# Systems in 3 variables #2

• December 2nd 2009, 05:44 PM
kelsikels
Systems in 3 variables #2
Have to find x,y,and z.

1.)
x - y - 5z = -2
y + 3z = 9
x + y + z = 16

• December 2nd 2009, 06:49 PM
Soroban
Hello, kelsikels!

Quote:

1) Solve: . $\begin{array}{ccc}
x - y - 5z &=& \text{-}2 \\ \qquad y + 3z &=& 9 \\ x + y + z &=& 16 \end{array}$

There is an infinite number of solutions:

. . $\begin{Bmatrix}x &=& 7 + 2t \\ y &=& 9 - 3t \\ z &=& t \end{Bmatrix}$

• December 3rd 2009, 02:13 AM
HallsofIvy
kelsikels, you should have at least tried yourself! For example, if you add the first and second equations, the "y" and "-y" cancel leaving you an equation in only x and z.

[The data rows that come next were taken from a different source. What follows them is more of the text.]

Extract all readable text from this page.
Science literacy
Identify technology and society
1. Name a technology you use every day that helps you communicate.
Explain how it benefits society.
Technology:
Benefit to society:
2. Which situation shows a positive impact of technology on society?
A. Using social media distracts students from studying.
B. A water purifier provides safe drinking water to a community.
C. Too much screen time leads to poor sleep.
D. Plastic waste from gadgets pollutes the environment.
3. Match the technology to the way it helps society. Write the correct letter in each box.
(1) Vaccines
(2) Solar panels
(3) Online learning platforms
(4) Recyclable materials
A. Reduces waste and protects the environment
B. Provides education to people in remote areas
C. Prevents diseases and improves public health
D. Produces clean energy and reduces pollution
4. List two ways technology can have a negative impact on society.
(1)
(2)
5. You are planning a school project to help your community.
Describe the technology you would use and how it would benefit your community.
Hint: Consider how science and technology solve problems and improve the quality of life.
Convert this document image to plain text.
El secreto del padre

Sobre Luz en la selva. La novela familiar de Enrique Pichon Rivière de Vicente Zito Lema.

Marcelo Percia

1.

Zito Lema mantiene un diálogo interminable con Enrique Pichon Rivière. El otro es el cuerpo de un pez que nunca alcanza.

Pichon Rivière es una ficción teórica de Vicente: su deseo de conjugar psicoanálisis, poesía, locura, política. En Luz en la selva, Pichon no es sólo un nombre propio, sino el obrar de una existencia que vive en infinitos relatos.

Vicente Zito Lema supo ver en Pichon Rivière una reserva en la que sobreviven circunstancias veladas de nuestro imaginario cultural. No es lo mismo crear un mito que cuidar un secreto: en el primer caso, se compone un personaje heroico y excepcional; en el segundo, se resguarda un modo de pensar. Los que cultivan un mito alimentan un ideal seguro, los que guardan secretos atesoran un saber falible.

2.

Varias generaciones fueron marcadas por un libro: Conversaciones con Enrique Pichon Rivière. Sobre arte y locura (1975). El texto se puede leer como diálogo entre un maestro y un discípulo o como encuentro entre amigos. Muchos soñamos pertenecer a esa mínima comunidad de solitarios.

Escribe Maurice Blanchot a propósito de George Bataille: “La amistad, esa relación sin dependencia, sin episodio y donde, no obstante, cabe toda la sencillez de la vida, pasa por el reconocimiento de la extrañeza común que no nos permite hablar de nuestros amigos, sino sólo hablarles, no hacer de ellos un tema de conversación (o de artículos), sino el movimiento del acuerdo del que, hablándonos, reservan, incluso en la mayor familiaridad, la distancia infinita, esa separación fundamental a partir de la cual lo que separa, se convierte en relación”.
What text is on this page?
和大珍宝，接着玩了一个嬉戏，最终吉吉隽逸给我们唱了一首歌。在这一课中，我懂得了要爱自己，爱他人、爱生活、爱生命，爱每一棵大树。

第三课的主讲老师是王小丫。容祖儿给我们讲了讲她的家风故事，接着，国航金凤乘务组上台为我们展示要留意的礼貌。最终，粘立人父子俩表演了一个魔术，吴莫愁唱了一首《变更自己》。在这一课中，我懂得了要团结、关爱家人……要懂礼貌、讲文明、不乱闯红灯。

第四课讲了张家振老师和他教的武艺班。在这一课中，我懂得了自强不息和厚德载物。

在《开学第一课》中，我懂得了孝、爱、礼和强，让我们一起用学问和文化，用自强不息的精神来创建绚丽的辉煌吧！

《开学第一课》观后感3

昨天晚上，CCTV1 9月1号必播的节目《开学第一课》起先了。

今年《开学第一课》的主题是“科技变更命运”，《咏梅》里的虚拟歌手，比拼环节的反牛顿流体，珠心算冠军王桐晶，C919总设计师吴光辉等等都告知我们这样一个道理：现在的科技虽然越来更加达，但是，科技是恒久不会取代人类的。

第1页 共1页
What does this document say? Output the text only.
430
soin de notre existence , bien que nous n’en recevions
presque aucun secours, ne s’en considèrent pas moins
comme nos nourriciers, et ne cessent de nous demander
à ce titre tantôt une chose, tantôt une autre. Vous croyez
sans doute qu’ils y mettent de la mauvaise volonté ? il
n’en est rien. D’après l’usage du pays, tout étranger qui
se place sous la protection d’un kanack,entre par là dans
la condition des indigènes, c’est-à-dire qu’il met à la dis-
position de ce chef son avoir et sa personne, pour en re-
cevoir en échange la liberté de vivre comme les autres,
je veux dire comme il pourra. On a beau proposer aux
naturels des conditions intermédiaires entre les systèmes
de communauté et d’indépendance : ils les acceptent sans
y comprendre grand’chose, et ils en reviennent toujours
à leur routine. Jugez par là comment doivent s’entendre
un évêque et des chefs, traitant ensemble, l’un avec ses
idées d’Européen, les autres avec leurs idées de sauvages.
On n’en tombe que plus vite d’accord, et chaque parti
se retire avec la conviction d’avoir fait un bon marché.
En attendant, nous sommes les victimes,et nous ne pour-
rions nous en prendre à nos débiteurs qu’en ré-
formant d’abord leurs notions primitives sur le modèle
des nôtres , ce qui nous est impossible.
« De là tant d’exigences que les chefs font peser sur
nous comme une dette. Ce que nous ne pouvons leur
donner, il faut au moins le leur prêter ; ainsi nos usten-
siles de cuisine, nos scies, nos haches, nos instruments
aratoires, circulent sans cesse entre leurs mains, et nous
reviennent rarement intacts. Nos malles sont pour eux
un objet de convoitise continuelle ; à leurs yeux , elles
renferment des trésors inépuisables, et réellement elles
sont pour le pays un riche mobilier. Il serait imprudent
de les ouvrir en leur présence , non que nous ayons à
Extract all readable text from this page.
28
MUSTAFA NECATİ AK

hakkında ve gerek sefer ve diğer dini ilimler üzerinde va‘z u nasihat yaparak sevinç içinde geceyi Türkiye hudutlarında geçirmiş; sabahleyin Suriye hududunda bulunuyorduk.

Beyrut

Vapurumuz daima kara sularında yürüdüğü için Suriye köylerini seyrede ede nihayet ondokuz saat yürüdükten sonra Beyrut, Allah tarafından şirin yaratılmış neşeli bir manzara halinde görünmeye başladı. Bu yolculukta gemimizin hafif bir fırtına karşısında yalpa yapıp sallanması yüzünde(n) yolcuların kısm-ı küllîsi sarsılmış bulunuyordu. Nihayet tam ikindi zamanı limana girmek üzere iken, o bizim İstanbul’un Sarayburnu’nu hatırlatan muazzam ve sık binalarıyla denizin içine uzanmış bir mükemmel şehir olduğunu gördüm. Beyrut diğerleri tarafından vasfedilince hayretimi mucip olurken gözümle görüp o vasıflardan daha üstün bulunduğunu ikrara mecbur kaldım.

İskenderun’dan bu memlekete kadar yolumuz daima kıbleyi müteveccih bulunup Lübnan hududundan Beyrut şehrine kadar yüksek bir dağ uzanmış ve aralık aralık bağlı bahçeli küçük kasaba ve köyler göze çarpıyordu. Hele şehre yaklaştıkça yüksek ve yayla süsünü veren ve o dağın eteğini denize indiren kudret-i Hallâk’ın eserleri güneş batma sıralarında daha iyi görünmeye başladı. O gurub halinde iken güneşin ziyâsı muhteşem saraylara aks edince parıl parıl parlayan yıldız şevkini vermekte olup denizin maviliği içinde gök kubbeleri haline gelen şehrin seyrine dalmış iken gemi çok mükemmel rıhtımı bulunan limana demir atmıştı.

If you add the first and third equations, again "y" and "-y", giving a second equation in only x and y. If those are "independent" (neither equation is just a multiple of the other) you can solve those two equations for x and z, then go back and solve for y. If they are not, as Soroban implies, you can solve for, say, x, in terms of z and then solve for y in terms of z. That gives a different solution for each value of z.